Now, two weeks later, my mother drove to the airport in a silence so heavy it slid across my skin. She’d threatened to send me to my aunt so many times it had become toothless, but the valedictorian thing must have been the last straw. At the airport, she mellowed enough to give careful warnings—don’t take anything from strangers, stay at your gate so you don’t miss the plane—but I responded in monosyllables, too angry to manage much else.

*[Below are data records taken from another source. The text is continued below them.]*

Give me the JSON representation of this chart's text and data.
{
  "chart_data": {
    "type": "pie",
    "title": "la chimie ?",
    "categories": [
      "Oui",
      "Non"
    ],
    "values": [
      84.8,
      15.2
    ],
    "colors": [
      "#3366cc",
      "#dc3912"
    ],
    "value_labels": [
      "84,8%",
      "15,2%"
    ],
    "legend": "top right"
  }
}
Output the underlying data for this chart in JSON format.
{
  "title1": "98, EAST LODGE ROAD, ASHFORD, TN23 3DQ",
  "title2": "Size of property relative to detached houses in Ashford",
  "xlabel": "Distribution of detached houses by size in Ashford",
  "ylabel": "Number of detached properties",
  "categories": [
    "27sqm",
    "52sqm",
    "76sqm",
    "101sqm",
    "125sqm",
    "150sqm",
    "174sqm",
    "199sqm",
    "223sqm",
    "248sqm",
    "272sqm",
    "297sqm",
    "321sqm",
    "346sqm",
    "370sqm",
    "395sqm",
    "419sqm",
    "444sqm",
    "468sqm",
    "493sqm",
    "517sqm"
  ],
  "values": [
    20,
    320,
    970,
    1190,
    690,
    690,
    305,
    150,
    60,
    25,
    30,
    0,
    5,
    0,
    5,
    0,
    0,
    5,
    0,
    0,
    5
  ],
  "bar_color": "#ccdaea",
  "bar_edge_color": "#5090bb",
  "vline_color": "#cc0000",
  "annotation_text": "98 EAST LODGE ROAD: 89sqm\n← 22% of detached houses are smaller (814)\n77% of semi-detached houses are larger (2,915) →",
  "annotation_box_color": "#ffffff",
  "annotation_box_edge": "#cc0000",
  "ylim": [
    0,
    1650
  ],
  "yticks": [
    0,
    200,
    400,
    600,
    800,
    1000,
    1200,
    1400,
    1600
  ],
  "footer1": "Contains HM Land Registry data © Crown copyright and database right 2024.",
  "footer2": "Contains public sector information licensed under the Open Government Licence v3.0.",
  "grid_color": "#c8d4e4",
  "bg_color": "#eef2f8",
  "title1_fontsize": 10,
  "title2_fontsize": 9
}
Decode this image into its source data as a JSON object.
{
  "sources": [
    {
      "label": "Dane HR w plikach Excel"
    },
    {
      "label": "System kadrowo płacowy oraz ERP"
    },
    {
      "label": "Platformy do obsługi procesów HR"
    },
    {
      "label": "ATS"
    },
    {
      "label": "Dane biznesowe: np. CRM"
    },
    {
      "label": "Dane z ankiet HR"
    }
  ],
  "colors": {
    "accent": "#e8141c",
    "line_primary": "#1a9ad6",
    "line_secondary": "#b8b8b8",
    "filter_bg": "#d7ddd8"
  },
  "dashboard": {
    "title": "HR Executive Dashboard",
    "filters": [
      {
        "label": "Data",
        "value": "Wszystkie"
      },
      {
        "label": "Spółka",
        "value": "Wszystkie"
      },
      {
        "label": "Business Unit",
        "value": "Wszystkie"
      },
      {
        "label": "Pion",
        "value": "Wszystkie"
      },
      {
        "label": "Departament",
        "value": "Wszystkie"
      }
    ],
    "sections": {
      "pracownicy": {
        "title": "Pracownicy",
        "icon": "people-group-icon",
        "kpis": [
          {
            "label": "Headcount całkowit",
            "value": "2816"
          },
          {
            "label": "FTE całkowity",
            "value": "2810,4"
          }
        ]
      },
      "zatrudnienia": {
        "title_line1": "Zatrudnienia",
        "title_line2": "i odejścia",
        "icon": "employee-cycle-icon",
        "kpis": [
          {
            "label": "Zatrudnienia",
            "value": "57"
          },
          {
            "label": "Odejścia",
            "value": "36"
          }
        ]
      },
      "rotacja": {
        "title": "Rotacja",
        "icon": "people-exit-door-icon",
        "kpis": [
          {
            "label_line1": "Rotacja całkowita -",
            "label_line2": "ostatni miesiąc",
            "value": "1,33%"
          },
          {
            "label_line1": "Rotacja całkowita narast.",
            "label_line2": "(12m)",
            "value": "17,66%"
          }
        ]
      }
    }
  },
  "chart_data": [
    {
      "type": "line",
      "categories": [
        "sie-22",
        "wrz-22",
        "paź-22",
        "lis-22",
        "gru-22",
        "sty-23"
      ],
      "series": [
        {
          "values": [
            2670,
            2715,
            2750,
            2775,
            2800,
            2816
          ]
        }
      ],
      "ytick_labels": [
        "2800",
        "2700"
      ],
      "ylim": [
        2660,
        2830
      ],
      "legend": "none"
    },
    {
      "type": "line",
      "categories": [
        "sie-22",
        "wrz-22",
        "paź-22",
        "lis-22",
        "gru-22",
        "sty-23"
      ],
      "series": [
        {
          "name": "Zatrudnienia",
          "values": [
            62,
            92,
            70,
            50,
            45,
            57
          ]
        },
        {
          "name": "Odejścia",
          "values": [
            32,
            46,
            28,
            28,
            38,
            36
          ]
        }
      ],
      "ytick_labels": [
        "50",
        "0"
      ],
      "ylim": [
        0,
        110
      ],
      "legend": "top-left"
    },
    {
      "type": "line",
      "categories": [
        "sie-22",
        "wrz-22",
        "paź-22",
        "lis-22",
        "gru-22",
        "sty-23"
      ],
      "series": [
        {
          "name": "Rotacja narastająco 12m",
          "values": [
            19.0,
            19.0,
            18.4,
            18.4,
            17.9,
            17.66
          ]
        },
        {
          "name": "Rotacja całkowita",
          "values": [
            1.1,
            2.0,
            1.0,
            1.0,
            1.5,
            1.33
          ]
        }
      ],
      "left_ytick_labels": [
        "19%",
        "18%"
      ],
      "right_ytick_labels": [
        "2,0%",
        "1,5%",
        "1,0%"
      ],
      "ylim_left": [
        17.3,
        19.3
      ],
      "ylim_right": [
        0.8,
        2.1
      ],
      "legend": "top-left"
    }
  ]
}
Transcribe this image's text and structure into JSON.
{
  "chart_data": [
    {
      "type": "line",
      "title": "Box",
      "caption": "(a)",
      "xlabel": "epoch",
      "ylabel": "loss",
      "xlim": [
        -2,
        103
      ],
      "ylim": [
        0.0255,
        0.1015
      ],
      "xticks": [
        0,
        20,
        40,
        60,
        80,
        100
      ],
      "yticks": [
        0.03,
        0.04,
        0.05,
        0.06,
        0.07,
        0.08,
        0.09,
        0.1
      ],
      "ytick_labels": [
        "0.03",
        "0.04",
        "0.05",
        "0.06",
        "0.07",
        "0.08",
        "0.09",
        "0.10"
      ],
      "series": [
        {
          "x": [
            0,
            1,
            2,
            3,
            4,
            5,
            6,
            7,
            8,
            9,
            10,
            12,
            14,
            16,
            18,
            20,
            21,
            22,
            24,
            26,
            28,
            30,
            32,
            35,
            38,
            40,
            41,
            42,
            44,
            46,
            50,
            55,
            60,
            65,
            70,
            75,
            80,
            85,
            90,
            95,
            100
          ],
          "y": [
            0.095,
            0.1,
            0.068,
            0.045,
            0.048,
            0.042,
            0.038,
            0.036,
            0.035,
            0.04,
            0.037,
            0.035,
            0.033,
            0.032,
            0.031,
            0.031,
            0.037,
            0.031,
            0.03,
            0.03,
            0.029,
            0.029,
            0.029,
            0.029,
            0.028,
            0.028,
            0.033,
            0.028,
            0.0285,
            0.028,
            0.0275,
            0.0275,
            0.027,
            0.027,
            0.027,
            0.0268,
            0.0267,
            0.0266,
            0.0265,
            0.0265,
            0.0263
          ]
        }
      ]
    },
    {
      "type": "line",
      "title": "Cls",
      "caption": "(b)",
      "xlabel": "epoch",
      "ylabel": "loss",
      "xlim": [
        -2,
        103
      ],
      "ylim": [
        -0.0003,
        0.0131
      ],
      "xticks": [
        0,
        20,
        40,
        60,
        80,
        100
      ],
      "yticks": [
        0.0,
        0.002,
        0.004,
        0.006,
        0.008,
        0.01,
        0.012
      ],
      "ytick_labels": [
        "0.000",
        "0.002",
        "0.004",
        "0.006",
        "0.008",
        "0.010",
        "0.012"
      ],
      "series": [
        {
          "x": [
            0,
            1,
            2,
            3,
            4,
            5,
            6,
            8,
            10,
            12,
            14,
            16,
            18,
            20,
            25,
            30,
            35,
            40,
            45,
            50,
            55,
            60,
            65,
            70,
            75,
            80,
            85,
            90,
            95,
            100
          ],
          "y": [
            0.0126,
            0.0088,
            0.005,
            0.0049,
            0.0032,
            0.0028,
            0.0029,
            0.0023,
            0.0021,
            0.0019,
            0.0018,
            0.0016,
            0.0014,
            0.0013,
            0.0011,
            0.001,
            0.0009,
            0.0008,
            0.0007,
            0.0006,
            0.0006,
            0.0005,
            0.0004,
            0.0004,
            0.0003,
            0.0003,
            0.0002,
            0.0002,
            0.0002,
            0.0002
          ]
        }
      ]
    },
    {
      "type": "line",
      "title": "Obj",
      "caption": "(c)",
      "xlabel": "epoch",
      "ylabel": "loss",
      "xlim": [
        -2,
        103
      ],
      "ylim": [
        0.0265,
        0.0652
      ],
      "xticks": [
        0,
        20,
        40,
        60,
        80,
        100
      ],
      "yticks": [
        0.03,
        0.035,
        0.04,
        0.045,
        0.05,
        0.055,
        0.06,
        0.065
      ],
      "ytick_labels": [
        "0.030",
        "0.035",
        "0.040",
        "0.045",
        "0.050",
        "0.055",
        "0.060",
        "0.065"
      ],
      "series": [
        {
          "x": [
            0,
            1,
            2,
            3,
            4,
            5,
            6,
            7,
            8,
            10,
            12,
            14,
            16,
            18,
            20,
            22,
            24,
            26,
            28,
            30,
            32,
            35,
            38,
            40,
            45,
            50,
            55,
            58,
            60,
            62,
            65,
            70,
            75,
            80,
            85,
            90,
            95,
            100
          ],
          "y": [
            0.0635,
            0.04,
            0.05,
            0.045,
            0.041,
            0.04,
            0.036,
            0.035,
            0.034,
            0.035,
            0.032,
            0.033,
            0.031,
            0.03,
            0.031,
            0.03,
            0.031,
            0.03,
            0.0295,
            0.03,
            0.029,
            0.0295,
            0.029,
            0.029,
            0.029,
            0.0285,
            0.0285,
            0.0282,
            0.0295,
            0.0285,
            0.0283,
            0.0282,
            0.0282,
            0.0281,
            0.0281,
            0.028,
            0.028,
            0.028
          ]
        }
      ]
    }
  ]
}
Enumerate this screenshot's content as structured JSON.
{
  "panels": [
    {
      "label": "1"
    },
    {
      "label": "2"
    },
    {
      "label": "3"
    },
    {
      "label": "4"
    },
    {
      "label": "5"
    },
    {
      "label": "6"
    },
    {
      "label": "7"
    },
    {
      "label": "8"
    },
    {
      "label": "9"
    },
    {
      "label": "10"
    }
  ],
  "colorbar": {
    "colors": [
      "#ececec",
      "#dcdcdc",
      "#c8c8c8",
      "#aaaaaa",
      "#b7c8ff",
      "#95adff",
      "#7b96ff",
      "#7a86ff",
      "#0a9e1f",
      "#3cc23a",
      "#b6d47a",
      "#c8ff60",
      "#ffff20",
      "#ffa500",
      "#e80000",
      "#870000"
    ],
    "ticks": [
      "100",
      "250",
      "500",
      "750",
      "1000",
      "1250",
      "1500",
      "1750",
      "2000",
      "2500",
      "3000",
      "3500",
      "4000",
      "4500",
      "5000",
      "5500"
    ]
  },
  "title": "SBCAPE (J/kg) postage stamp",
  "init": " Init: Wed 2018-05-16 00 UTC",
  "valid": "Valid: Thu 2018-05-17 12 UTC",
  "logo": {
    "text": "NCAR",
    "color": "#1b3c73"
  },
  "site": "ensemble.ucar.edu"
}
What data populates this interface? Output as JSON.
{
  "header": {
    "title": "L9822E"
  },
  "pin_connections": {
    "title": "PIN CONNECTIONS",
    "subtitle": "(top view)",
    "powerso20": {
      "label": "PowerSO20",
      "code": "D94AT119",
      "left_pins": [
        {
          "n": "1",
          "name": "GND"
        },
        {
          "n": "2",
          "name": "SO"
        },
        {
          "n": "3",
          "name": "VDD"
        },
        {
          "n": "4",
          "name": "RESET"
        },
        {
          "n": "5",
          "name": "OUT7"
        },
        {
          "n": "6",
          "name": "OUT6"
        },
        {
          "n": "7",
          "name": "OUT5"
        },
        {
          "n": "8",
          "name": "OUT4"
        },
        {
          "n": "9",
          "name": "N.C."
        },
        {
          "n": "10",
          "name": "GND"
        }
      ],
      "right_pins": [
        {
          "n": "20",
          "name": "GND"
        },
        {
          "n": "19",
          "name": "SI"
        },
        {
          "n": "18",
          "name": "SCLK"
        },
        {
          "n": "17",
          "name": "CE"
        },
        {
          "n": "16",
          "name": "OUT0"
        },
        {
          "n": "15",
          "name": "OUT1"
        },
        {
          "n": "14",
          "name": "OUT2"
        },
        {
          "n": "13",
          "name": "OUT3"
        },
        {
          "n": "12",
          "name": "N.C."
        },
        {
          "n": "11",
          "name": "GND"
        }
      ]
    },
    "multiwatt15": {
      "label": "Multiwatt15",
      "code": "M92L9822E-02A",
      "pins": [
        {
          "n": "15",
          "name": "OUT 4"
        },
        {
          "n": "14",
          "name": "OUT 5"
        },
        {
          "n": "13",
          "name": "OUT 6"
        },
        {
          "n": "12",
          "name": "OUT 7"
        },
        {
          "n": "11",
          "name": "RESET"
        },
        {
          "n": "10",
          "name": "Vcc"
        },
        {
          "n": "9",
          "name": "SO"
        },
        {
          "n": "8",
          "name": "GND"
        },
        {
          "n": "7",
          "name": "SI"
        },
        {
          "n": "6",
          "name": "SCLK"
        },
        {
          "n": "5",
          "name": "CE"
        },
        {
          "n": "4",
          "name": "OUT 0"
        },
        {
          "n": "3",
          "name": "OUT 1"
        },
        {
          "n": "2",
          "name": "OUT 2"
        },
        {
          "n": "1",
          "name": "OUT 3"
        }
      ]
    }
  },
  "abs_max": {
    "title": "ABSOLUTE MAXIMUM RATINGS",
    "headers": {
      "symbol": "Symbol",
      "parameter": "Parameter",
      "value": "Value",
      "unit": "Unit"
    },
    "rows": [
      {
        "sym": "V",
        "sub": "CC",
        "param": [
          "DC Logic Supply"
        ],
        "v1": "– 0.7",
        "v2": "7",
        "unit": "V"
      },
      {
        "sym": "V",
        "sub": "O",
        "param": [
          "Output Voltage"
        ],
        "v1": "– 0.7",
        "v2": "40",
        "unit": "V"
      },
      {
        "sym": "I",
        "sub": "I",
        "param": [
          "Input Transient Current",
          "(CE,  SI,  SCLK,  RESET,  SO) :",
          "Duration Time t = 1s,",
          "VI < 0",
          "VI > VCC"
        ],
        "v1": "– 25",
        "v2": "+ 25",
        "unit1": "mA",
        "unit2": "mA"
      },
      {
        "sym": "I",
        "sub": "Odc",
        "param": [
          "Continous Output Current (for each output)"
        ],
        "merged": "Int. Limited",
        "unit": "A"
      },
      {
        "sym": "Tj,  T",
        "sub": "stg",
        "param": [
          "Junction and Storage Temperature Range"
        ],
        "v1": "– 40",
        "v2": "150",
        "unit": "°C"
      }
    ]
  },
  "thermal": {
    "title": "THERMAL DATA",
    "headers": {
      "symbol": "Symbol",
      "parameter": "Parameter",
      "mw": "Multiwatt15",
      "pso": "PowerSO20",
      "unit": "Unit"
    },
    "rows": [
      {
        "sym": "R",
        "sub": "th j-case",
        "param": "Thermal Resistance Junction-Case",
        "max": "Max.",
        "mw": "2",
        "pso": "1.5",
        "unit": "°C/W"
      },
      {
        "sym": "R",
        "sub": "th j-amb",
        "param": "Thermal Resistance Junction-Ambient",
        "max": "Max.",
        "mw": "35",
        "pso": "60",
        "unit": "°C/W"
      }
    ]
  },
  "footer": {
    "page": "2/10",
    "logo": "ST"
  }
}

“Chinyere will be picking you up from the airport. Please be good. I love you.”
—
I could tell right away that I wasn’t what she’d expected, this wild American cousin of hers. I was wearing loose jeans, a tank top, and a flannel shirt, which had served in the coolness of the aircraft but I now tied around my waist to circumvent the naija heat. I looked, as always, disappointing. My mother constantly complained about my dressing, the baggy jeans and shirts too masculine for her liking, but I had always dressed for comfort, not much caring how I looked.
Chinyere dressed for style and was much thinner than I’d expected, but without the bony edges that had earned me the nickname “Daddy Longlegs” in my adolescence.
“Chinyere.”
“Ada, welcome.”
My mother loved invoking Chinyere to nudge me into correct behavior. Chinyere was such a sweet girl; Chinyere went to church, so why couldn’t I; Chinyere was so obedient. Even after her indiscretion, the lectures continued. Chinyere was so nice, you see, and called my mother every other Sunday afternoon between three and four, just to chat. There was no chance of us being friends.
In her car, a sporty but dusty two-door Toyota, my phone beeped as it connected to a network. Chinyere held out her hand.
“May I borrow it? Just to make a quick call.”
“I don’t know, my mom said it would be expensive and I should buy a phone here and only use this one for emergencies.”
Chinyere didn’t push, but the air between us turned hostile. After a few moments of sitting in traffic, I shrugged and capitulated.
“Here, just make sure it’s fast,” I said, extending it to her, but she didn’t even look at me.
We were somewhere on the mainland bridge when she held out her hand again, and this time I gave it to her. She spoke excitedly to the female voice that answered, telling her to call my number if she wanted to speak to her and adding that since her cousin was here, her mother would have to let her go out sometime, so they could meet up then. After ending the call, Chinyere explained that her mother didn’t allow her to have a mobile anymore and she wasn’t allowed to go anywhere or do anything.
“I see.” This didn’t bode well for us having a good time.
At the house, Auntie Ugo rushed out, looking like a wider, taller version of my mother, and hugged me.
“Look at you so grown up. And so tall. You must have gotten that from your father.” She said her husband was in Abuja and wouldn’t be back till next week, but he was very excited to see me. Then she updated me on people I’d long forgotten, chattering about who was doing what and how proud my mother had been when I got into Emory and how I must be so excited. Not once did she look at Chinyere, who rolled my suitcase behind us.